Moving towards self-adjusting scheduling policies for high performance workflows with Flux’s fully hierarchical scheduling
Source of Support:
Lawrence Livermore National Laboratory
Project Period:
Feb 8, 2019 – Jan 31, 2020
Location of Project:
University of Tennessee, Knoxville
Description:
The project tackles scheduler specializations by systematically studying fully hierarchical scheduling models with Flux and defining models supporting a given workflow to employ the best scheduler specialization strategy at runtime.
Driving Next-Generation Schedulers with Machine Learning-Based Application Patterns
Source of Support:
Lawrence Livermore National Laboratory
Project Period:
Aug 1 2018, 2018 – Jul 31, 2020
Location of Project:
University of Tennessee, Knoxville
Description:
This project develops methods to identify and understand irregular HPC job patterns and integrates knowledge of these irregular HPC patterns into multi-objective schedulers. The work leverages results of a previous award from Lawrence Livermore National Laboratory.

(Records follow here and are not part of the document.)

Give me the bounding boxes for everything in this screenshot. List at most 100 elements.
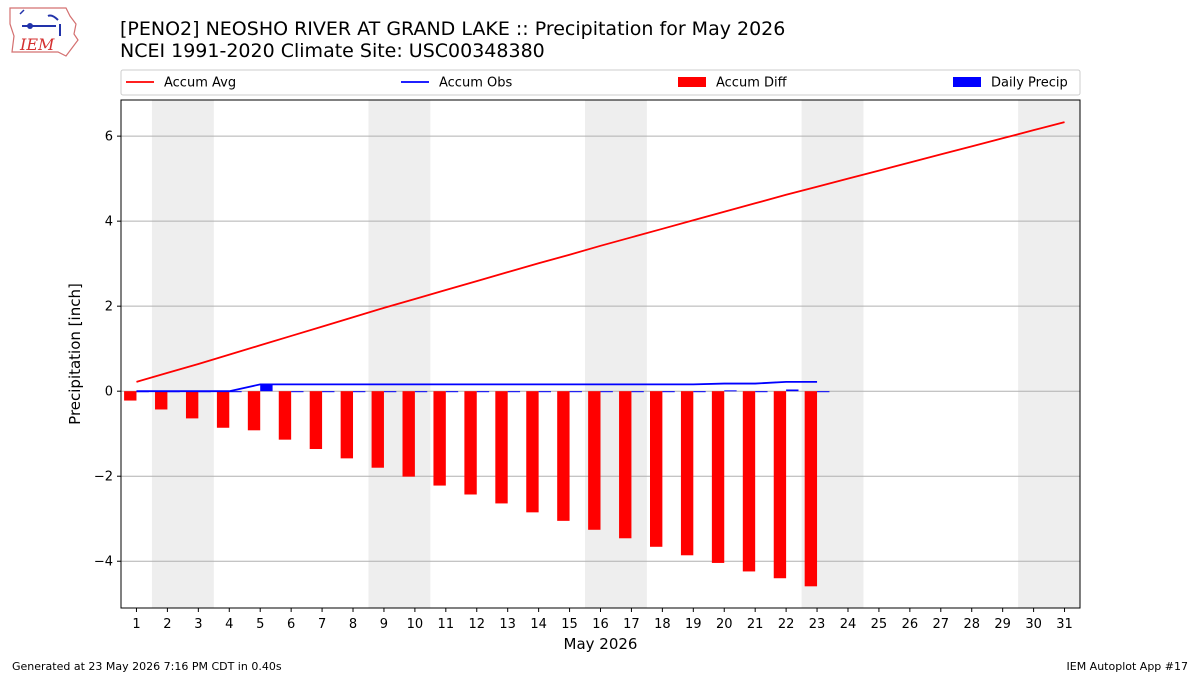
- y-tick-label: −2: [94, 470, 113, 485]
- x-tick-label: 8: [349, 617, 357, 632]
- legend-bar-swatch: [953, 77, 981, 87]
- y-tick-label: 2: [105, 300, 113, 315]
- legend-item: Accum Avg: [126, 76, 236, 91]
- accum-diff-bar: [495, 391, 508, 504]
- accum-diff-bar: [804, 391, 818, 587]
- x-tick-label: 23: [809, 617, 826, 632]
- legend-bar-swatch: [678, 77, 706, 87]
- legend-label: Accum Diff: [716, 76, 788, 91]
- x-tick-label: 21: [747, 617, 764, 632]
- legend-box: [120, 69, 1081, 96]
- accum-diff-bar: [588, 391, 601, 530]
- x-tick-label: 27: [933, 617, 950, 632]
- x-tick-label: 24: [840, 617, 857, 632]
- x-tick-label: 11: [438, 617, 455, 632]
- y-tick-label: −4: [94, 555, 113, 570]
- accum-diff-bar: [155, 391, 168, 410]
- accum-diff-bar: [185, 391, 199, 419]
- accum-diff-bar: [773, 391, 787, 579]
- x-tick-label: 15: [561, 617, 578, 632]
- x-tick-label: 16: [592, 617, 609, 632]
- iem-logo: IEM: [8, 6, 80, 62]
- accum-diff-bar: [464, 391, 477, 495]
- legend-item: Accum Diff: [678, 76, 788, 91]
- daily-precip-bar: [755, 391, 768, 393]
- accum-diff-bar: [649, 391, 663, 547]
- accum-diff-bar: [402, 391, 415, 477]
- daily-precip-bar: [445, 391, 459, 393]
- daily-precip-bar: [662, 391, 675, 393]
- accum-diff-bar: [309, 391, 323, 450]
- x-tick-label: 19: [685, 617, 702, 632]
- weekend-shade: [368, 100, 431, 608]
- x-tick-label: 22: [778, 617, 795, 632]
- x-tick-label: 10: [407, 617, 424, 632]
- accum-diff-bar: [216, 391, 230, 428]
- x-tick-label: 14: [530, 617, 547, 632]
- daily-precip-bar: [693, 391, 706, 393]
- daily-precip-bar: [631, 391, 644, 393]
- accum-diff-bar: [742, 391, 756, 572]
- x-tick-label: 28: [963, 617, 980, 632]
- x-tick-label: 4: [225, 617, 233, 632]
- daily-precip-bar: [229, 391, 242, 393]
- logo-text: IEM: [19, 35, 55, 54]
- x-tick-label: 29: [994, 617, 1011, 632]
- accum-diff-bar: [340, 391, 354, 459]
- daily-precip-bar: [600, 391, 613, 393]
- weekend-shade: [1018, 100, 1080, 608]
- chart-subtitle: NCEI 1991-2020 Climate Site: USC00348380: [120, 40, 545, 62]
- accum-diff-bar: [557, 391, 570, 521]
- x-tick-label: 17: [623, 617, 640, 632]
- accum-diff-bar: [680, 391, 694, 556]
- accum-obs-line: [136, 380, 818, 393]
- x-tick-label: 5: [256, 617, 264, 632]
- daily-precip-bar: [383, 391, 397, 393]
- daily-precip-bar: [291, 391, 304, 393]
- x-tick-label: 25: [871, 617, 888, 632]
- y-tick-label: 0: [105, 385, 113, 400]
- legend: Accum Avg Accum Obs Accum Diff Daily Precip: [120, 69, 1081, 96]
- daily-precip-bar: [786, 389, 799, 392]
- legend-label: Accum Obs: [439, 76, 512, 91]
- legend-label: Accum Avg: [164, 76, 236, 91]
- x-tick-label: 13: [499, 617, 516, 632]
- daily-precip-bar: [322, 391, 335, 393]
- x-tick-label: 26: [902, 617, 919, 632]
- app-credit: IEM Autoplot App #17: [1066, 660, 1189, 673]
- daily-precip-bar: [569, 391, 582, 393]
- x-tick-label: 6: [287, 617, 295, 632]
- accum-diff-bar: [124, 391, 137, 401]
- daily-precip-bar: [260, 384, 273, 392]
- x-tick-label: 7: [318, 617, 326, 632]
- generated-timestamp: Generated at 23 May 2026 7:16 PM CDT in …: [12, 660, 282, 673]
- legend-item: Accum Obs: [401, 76, 512, 91]
- x-tick-label: 18: [654, 617, 671, 632]
- daily-precip-bar: [476, 391, 490, 393]
- y-tick-label: 6: [105, 130, 113, 145]
- accum-diff-bar: [371, 391, 384, 468]
- accum-diff-bar: [711, 391, 725, 563]
- weekend-shade: [585, 100, 647, 608]
- accum-diff-bar: [619, 391, 632, 539]
- x-axis-label: May 2026: [564, 635, 638, 653]
- legend-item: Daily Precip: [953, 76, 1068, 91]
- accum-diff-bar: [433, 391, 446, 486]
- daily-precip-bar: [817, 391, 830, 393]
- y-axis-label: Precipitation [inch]: [66, 283, 84, 425]
- weekend-shade: [151, 100, 214, 608]
- y-tick-label: 4: [105, 215, 113, 230]
- accum-diff-bar: [247, 391, 261, 431]
- x-tick-label: 3: [194, 617, 202, 632]
- accum-diff-bar: [278, 391, 292, 440]
- iem-logo-graphic: IEM: [9, 7, 79, 57]
- accum-diff-bar: [526, 391, 539, 513]
- daily-precip-bar: [538, 391, 552, 393]
- x-tick-label: 20: [716, 617, 733, 632]
- daily-precip-bar: [353, 391, 366, 393]
- x-tick-label: 31: [1056, 617, 1073, 632]
- accum-avg-line: [136, 121, 1065, 383]
- daily-precip-bar: [724, 390, 737, 392]
- x-tick-label: 1: [132, 617, 140, 632]
- chart-title: [PENO2] NEOSHO RIVER AT GRAND LAKE :: Pr…: [120, 18, 786, 40]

Collaborative: EAGER: Exploring and Advancing the State of the Art in Robust Science in Gravitational Wave Physics
Source of Support:
National Science Foundation (NSF): Advanced Cyberinfrastructure (OAC) #1823372
Project Period:
May 31, 2018 – Apr 30, 2020
Location of Project:
University of Tennessee, Knoxville
Description:
The project develops and uses a survey to collect information about LIGO workflows that are composed of a series of experimental, computational, and data manipulation steps.

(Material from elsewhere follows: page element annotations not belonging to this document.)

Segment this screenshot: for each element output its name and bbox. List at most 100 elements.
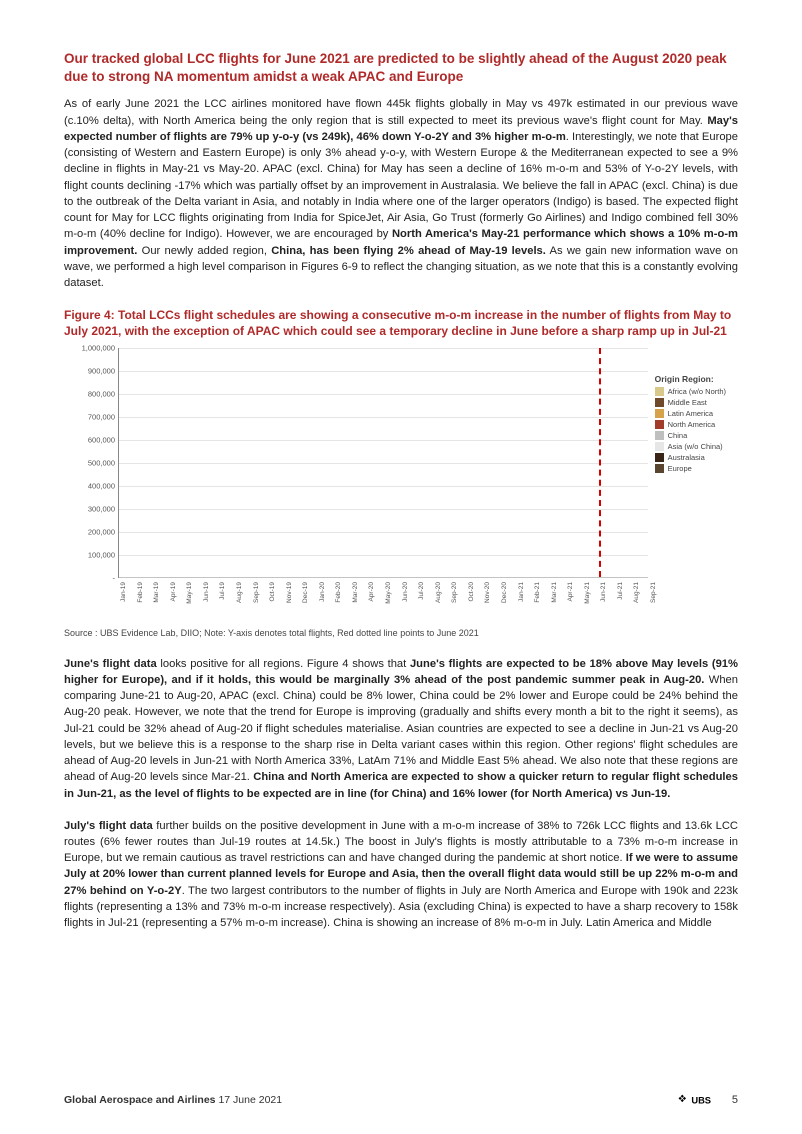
legend-label: Asia (w/o China) xyxy=(668,442,723,451)
y-tick-label: 200,000 xyxy=(67,527,115,536)
legend-swatch-icon xyxy=(655,442,664,451)
page-footer: Global Aerospace and Airlines 17 June 20… xyxy=(64,1092,738,1108)
paragraph-3: July's flight data further builds on the… xyxy=(64,818,738,932)
gridline xyxy=(119,555,648,556)
legend-label: Latin America xyxy=(668,409,713,418)
gridline xyxy=(119,394,648,395)
y-tick-label: - xyxy=(67,573,115,582)
x-tick-label: Feb-19 xyxy=(137,582,144,603)
legend-label: Australasia xyxy=(668,453,705,462)
x-tick-label: Nov-19 xyxy=(286,582,293,603)
p3-s1: July's flight data xyxy=(64,820,153,832)
x-tick-label: Jun-21 xyxy=(600,582,607,602)
legend-swatch-icon xyxy=(655,464,664,473)
x-tick-label: Dec-19 xyxy=(302,582,309,603)
x-tick-label: Sep-19 xyxy=(253,582,260,603)
legend-item: Europe xyxy=(655,464,726,473)
x-tick-label: Jul-20 xyxy=(418,582,425,600)
x-tick-label: May-21 xyxy=(584,582,591,604)
legend-label: North America xyxy=(668,420,716,429)
gridline xyxy=(119,440,648,441)
x-tick-label: May-20 xyxy=(385,582,392,604)
legend-item: North America xyxy=(655,420,726,429)
x-tick-label: Apr-19 xyxy=(170,582,177,602)
legend-title: Origin Region: xyxy=(655,374,726,384)
ubs-logo-icon: UBS xyxy=(678,1092,718,1108)
gridline xyxy=(119,348,648,349)
legend-item: Latin America xyxy=(655,409,726,418)
p2-s2: looks positive for all regions. Figure 4… xyxy=(157,658,410,670)
legend-item: Middle East xyxy=(655,398,726,407)
legend-item: Australasia xyxy=(655,453,726,462)
x-tick-label: Jul-19 xyxy=(219,582,226,600)
legend-item: China xyxy=(655,431,726,440)
x-tick-label: Nov-20 xyxy=(484,582,491,603)
y-tick-label: 900,000 xyxy=(67,366,115,375)
footer-right: UBS 5 xyxy=(678,1092,738,1108)
ubs-logo-text: UBS xyxy=(691,1095,711,1105)
chart-legend: Origin Region: Africa (w/o North) Middle … xyxy=(655,374,726,475)
x-tick-label: Feb-21 xyxy=(534,582,541,603)
section-title: Our tracked global LCC flights for June … xyxy=(64,50,738,86)
x-tick-label: Sep-20 xyxy=(451,582,458,603)
legend-label: Africa (w/o North) xyxy=(668,387,726,396)
y-tick-label: 400,000 xyxy=(67,481,115,490)
gridline xyxy=(119,371,648,372)
figure4-chart-wrap: -100,000200,000300,000400,000500,000600,… xyxy=(64,348,738,624)
p1-s5: Our newly added region, xyxy=(137,245,271,257)
x-tick-label: Mar-21 xyxy=(551,582,558,603)
x-tick-label: Aug-20 xyxy=(435,582,442,603)
x-tick-label: May-19 xyxy=(186,582,193,604)
y-tick-label: 700,000 xyxy=(67,412,115,421)
gridline xyxy=(119,509,648,510)
legend-swatch-icon xyxy=(655,431,664,440)
legend-swatch-icon xyxy=(655,387,664,396)
x-tick-label: Oct-19 xyxy=(269,582,276,602)
legend-label: China xyxy=(668,431,688,440)
x-tick-label: Jun-20 xyxy=(402,582,409,602)
figure4-source: Source : UBS Evidence Lab, DIIO; Note: Y… xyxy=(64,628,738,638)
gridline xyxy=(119,417,648,418)
footer-left: Global Aerospace and Airlines 17 June 20… xyxy=(64,1094,282,1106)
footer-title: Global Aerospace and Airlines xyxy=(64,1094,216,1106)
x-tick-label: Mar-19 xyxy=(153,582,160,603)
figure4-chart: -100,000200,000300,000400,000500,000600,… xyxy=(118,348,648,578)
x-tick-label: Jun-19 xyxy=(203,582,210,602)
gridline xyxy=(119,486,648,487)
legend-swatch-icon xyxy=(655,409,664,418)
x-tick-label: Aug-19 xyxy=(236,582,243,603)
legend-swatch-icon xyxy=(655,420,664,429)
x-tick-label: Sep-21 xyxy=(650,582,657,603)
y-tick-label: 800,000 xyxy=(67,389,115,398)
page-number: 5 xyxy=(732,1094,738,1106)
gridline xyxy=(119,532,648,533)
x-tick-label: Feb-20 xyxy=(335,582,342,603)
forecast-divider-line xyxy=(599,348,601,577)
y-tick-label: 300,000 xyxy=(67,504,115,513)
legend-swatch-icon xyxy=(655,453,664,462)
x-tick-label: Apr-21 xyxy=(567,582,574,602)
legend-swatch-icon xyxy=(655,398,664,407)
x-tick-label: Jan-19 xyxy=(120,582,127,602)
x-tick-label: Oct-20 xyxy=(468,582,475,602)
p1-s1: As of early June 2021 the LCC airlines m… xyxy=(64,98,738,126)
p2-s4: When comparing June-21 to Aug-20, APAC (… xyxy=(64,674,738,783)
x-tick-label: Mar-20 xyxy=(352,582,359,603)
legend-label: Europe xyxy=(668,464,692,473)
y-tick-label: 1,000,000 xyxy=(67,343,115,352)
legend-label: Middle East xyxy=(668,398,707,407)
x-tick-label: Jul-21 xyxy=(617,582,624,600)
y-tick-label: 100,000 xyxy=(67,550,115,559)
x-tick-label: Apr-20 xyxy=(368,582,375,602)
legend-item: Africa (w/o North) xyxy=(655,387,726,396)
x-axis-ticks: Jan-19 Feb-19 Mar-19 Apr-19 May-19 Jun-19 Jul-… xyxy=(118,580,648,620)
x-tick-label: Dec-20 xyxy=(501,582,508,603)
x-tick-label: Jan-21 xyxy=(518,582,525,602)
gridline xyxy=(119,463,648,464)
page: Our tracked global LCC flights for June … xyxy=(0,0,802,1134)
x-tick-label: Jan-20 xyxy=(319,582,326,602)
paragraph-2: June's flight data looks positive for al… xyxy=(64,656,738,802)
x-tick-label: Aug-21 xyxy=(633,582,640,603)
p1-s6: China, has been flying 2% ahead of May-1… xyxy=(271,245,546,257)
y-tick-label: 600,000 xyxy=(67,435,115,444)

Building a “miniature” version of the ORNL‘s Summit supercomputer for Computational Science Research at UTK
Source of Support:
2019 IBM Global University Program Shared University Research Award
Project Period:
Jun 21, 2019
Location of Project:
University of Tennessee, Knoxville
Description:
The award enabled the purchase of a supercomputer for computational science applicationsat UTK.